Türkiye Cumhuriyeti anayasasına göre, Cumhurbaşkanı olan Gazi aynı zamanda milletvekilidir. Cumhurbaşkanlığı süresinin (Meclisin toplanmasıyla birlikte) sonunda partinin başında kendisi çalışacaktır.

– Gazi, Terakkîperver Cumhuriyet Partisi’ni gerçek yeni bir siyasî parti olarak kabul ediyor mu? Değilse, niçin değil?
– Türkiye’de yeni bir siyasî parti kuruluşu bazı yasal işlere bağlıdır ki, yeni parti bu yasal işleri yaptığından kurulmuş sayılır.
-Terakkîperver Partisi’nin programını nasıl buluyor? Özellikle, veto yetkisi ve kapatma yetkisi konusundaki düşünceleri din serbestliğinin, millî egemenliğin korunmasına ve bir baskı idaresinin varlığına ilişkin olan işaret ve dolaylı anlatımlar konusundaki düşünceleri nedir?

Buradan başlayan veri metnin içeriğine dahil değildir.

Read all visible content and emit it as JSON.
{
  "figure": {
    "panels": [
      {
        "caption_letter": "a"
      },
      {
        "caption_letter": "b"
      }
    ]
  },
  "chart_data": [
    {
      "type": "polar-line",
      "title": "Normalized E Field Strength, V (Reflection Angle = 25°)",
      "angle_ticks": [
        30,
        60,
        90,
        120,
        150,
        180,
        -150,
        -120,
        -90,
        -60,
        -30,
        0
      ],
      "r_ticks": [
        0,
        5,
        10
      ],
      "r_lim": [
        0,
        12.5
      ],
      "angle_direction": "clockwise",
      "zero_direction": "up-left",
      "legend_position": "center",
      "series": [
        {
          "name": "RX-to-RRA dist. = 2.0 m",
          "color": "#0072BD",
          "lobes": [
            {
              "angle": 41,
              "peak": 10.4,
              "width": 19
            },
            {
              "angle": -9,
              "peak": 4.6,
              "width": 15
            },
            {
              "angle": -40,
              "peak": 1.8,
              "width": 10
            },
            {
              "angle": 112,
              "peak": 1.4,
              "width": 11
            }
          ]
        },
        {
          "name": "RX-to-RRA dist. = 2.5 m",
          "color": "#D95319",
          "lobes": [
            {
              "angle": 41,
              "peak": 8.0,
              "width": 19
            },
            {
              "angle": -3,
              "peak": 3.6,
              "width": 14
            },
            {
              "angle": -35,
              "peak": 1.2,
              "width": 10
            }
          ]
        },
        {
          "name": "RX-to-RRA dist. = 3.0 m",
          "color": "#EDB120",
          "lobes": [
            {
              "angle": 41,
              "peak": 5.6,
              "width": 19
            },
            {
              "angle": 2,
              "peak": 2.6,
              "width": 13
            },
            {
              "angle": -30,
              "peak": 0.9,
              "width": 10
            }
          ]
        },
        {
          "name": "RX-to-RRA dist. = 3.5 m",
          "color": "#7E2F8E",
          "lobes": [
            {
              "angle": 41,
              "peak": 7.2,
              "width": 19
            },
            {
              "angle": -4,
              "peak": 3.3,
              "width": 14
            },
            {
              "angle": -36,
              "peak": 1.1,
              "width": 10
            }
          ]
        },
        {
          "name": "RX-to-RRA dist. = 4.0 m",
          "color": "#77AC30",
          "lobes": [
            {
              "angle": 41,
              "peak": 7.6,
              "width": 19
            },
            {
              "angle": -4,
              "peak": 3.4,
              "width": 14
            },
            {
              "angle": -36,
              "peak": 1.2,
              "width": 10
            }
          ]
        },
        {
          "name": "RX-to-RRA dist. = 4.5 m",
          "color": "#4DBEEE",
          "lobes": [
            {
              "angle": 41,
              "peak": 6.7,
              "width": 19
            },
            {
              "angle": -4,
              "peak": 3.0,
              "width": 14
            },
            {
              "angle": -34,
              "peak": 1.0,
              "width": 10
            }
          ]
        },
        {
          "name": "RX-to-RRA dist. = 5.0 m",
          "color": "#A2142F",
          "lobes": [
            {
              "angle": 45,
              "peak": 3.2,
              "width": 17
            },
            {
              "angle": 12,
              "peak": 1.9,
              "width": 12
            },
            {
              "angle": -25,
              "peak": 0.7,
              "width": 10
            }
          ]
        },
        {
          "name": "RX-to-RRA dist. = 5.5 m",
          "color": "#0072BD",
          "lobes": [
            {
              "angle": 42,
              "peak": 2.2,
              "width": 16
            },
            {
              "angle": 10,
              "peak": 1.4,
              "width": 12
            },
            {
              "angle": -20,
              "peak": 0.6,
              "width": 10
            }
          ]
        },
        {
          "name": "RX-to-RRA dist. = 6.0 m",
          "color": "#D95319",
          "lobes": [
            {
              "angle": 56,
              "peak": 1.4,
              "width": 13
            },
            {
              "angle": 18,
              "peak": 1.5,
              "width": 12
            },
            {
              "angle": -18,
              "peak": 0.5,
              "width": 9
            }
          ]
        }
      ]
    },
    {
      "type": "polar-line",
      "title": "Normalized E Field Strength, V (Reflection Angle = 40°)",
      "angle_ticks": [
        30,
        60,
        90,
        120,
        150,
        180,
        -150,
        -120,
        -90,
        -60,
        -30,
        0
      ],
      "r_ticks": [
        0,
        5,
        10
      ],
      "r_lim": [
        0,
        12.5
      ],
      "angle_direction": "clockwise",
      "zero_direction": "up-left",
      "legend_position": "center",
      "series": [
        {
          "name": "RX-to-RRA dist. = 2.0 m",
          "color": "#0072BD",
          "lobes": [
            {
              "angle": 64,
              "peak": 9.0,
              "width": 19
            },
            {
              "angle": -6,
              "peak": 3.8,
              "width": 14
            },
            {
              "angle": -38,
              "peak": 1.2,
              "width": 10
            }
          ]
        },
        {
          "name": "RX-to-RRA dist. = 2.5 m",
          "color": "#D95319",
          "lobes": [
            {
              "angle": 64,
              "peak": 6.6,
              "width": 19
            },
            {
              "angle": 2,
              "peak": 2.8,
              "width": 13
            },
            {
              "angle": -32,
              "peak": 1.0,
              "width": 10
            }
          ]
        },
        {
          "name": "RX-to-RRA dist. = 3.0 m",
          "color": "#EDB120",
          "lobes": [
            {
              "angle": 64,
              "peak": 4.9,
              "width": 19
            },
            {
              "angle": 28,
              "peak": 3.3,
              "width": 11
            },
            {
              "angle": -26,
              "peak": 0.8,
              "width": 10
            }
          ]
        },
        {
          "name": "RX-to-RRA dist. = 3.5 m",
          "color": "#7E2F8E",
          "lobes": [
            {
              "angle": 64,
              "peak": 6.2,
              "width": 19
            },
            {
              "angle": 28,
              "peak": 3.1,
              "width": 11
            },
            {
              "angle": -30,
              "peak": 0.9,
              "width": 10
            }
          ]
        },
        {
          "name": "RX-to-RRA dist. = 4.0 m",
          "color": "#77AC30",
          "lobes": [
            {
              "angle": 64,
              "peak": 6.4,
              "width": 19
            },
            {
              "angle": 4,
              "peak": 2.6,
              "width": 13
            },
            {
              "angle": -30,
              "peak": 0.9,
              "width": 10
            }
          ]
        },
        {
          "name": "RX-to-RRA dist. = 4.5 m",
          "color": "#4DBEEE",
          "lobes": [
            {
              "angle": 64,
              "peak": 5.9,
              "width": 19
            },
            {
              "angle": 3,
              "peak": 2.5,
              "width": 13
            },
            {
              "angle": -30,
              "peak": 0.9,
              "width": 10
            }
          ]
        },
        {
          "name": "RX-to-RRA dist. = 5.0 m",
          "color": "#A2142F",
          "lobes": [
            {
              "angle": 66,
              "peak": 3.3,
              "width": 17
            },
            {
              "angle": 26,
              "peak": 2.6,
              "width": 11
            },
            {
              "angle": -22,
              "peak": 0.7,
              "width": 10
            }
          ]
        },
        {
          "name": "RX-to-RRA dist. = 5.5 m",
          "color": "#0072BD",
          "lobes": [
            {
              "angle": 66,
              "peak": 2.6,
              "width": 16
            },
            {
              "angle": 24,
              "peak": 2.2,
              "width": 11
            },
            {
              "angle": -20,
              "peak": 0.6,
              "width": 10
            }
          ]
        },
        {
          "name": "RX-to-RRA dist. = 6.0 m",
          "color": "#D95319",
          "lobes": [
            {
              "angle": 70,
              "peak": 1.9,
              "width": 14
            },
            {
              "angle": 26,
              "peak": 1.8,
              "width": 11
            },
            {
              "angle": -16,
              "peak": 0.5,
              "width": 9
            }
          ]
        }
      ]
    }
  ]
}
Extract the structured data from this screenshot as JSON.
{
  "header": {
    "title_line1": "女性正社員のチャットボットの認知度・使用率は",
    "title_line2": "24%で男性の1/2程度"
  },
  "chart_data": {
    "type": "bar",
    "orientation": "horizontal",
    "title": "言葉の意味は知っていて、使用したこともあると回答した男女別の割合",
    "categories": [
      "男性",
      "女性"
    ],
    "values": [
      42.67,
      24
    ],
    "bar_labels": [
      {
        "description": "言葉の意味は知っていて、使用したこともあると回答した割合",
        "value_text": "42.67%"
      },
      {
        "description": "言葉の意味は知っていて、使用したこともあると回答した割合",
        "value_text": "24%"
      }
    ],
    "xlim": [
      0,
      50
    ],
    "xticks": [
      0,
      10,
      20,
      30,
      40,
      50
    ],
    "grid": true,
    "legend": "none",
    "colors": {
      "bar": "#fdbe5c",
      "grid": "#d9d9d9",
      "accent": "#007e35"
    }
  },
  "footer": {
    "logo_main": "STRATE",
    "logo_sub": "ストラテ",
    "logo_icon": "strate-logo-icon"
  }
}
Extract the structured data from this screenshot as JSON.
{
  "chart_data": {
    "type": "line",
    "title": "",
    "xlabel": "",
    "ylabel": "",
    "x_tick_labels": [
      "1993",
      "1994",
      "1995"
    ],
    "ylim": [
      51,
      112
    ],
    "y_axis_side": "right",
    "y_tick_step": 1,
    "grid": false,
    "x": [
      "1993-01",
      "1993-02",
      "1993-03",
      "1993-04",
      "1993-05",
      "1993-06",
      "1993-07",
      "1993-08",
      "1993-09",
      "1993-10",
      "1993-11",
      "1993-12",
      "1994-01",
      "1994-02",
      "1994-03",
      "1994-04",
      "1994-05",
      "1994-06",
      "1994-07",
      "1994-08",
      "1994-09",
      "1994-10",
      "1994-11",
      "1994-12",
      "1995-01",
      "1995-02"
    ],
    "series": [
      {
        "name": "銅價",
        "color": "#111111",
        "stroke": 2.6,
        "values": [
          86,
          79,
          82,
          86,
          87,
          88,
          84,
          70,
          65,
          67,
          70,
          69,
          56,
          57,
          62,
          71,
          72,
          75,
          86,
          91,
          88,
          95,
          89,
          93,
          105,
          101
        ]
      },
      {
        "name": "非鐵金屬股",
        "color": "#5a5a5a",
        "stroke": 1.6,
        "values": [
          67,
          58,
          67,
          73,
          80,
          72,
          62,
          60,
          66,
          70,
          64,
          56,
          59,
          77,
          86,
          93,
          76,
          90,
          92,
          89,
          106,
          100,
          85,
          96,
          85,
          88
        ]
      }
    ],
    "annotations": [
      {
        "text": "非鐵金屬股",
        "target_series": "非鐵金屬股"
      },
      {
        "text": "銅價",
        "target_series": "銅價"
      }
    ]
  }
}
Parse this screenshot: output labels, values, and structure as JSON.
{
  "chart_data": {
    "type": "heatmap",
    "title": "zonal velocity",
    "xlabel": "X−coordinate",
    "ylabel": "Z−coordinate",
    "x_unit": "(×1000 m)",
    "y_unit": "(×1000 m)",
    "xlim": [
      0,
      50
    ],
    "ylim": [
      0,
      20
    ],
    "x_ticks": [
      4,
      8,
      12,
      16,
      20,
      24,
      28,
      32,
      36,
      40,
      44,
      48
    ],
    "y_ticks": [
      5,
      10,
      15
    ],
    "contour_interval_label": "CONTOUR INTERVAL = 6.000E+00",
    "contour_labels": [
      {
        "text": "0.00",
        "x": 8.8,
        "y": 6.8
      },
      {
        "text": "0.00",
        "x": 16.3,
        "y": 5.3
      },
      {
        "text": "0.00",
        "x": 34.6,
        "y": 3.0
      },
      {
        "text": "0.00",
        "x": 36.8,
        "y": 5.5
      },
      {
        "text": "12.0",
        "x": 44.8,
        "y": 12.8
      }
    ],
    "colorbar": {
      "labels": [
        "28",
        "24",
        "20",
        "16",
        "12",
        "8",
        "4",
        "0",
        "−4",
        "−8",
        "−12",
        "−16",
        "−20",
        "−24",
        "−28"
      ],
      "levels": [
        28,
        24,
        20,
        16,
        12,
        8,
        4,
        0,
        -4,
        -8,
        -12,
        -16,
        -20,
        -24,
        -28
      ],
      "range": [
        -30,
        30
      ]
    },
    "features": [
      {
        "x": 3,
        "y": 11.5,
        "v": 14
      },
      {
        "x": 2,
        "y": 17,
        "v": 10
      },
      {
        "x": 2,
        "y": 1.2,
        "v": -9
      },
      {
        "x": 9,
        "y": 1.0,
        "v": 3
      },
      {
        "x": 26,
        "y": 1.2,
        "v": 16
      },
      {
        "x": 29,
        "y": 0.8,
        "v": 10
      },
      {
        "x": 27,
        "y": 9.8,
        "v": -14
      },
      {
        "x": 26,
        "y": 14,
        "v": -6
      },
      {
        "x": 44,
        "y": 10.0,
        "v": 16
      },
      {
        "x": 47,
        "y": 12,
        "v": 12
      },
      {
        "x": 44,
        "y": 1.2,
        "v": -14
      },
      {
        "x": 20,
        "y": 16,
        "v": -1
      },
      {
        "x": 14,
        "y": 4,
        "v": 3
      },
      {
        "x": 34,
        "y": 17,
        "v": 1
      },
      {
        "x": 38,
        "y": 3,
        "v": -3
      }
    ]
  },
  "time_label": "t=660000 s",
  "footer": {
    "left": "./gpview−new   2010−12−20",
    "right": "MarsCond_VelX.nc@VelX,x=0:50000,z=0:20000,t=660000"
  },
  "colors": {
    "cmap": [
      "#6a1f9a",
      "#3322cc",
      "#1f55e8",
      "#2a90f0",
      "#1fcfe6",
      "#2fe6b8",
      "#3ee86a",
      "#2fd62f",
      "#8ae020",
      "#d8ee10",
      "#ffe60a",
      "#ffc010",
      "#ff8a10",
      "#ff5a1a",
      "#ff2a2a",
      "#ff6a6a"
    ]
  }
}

-Terakkîperver Parti’nin programında, Halk Partisi’nin ilkelerinden başka ve tartışma konusu olmaya değer temel bir ilke ve düşünce görülmüyor. Ayrıntılar konusunda görülebilen bazı noktalar uzman kişilerin her gün yeniden inceleme ve tartışma yapabileceği ve yeni sonuçlara varabileceği konulardır.

Veto yetkisi ve kapatma yetkisi, anayasanın özel maddeleriyle belirlenmiş ve tespit etmiştir.
Fikirlere ve dinî inançlara saygılı olmak, öteden beri doğal ve genel bir görüştür. Bunun tersini düşünmek için bir neden yoktur.
Millî egemenliğimiz, kesinlikle tehlikeyle karşılaşmamıştır. Bütün millet, onun bilinçli ve sadık koruyucusudur. Bir baskının varlığı konusunda olan ima ve sitemler bence açıklayıcı değildir. Cumhuriyet Halk Partisi ve onun bütün liderleri ve üyeleri Türkiye’de her çeşit baskıyı kökünden yıkmak için ve ülke ve millete tam bir bağımsızlık kazandırmak için bugüne kadar milletle birlikte hayatlarını ortaya koymaktan çekinmemiş ve hiçbir zaman çekinmeyecek insanlar olduğuna göre, belirtilen baskı herhâlde yoktur. Maksatlı olarak yapılan bu yoldaki ima ve sitemlerin milletçe hiçbir değeri yoktur.

– Gazi, basının bu kadar büyük bir bölümünün, özelikle İstanbul’da muhalefete yönelmesini ve hükümeti bu kadar kuvvetle eleştirmesini nasıl açıklıyorlar? Bu gazetelerin halkın çoğunluğu üzerinde bir etkisi var mıdır?
– İstanbul’da çoğunlukla gazetelerin Cumhuriyet Halk Partisi’ni ve onun hükümetini eleştirmesini, muhalefete yönelmesini Gazi’nin diliyle açıklamaya gerek yoktur. Bu durumu açıklayan nedenler, Ankara’yı ve İstanbul’u yakından görüp anlamış olanlarca kolaylıkla anlaşılabilir.

Özel amaçla yayın yapan bazı gazetelerin, halkın çoğunluğu üzerinde yaptığı etki her ülkede olduğu gibi o gazetelerin iyiliğine değildir.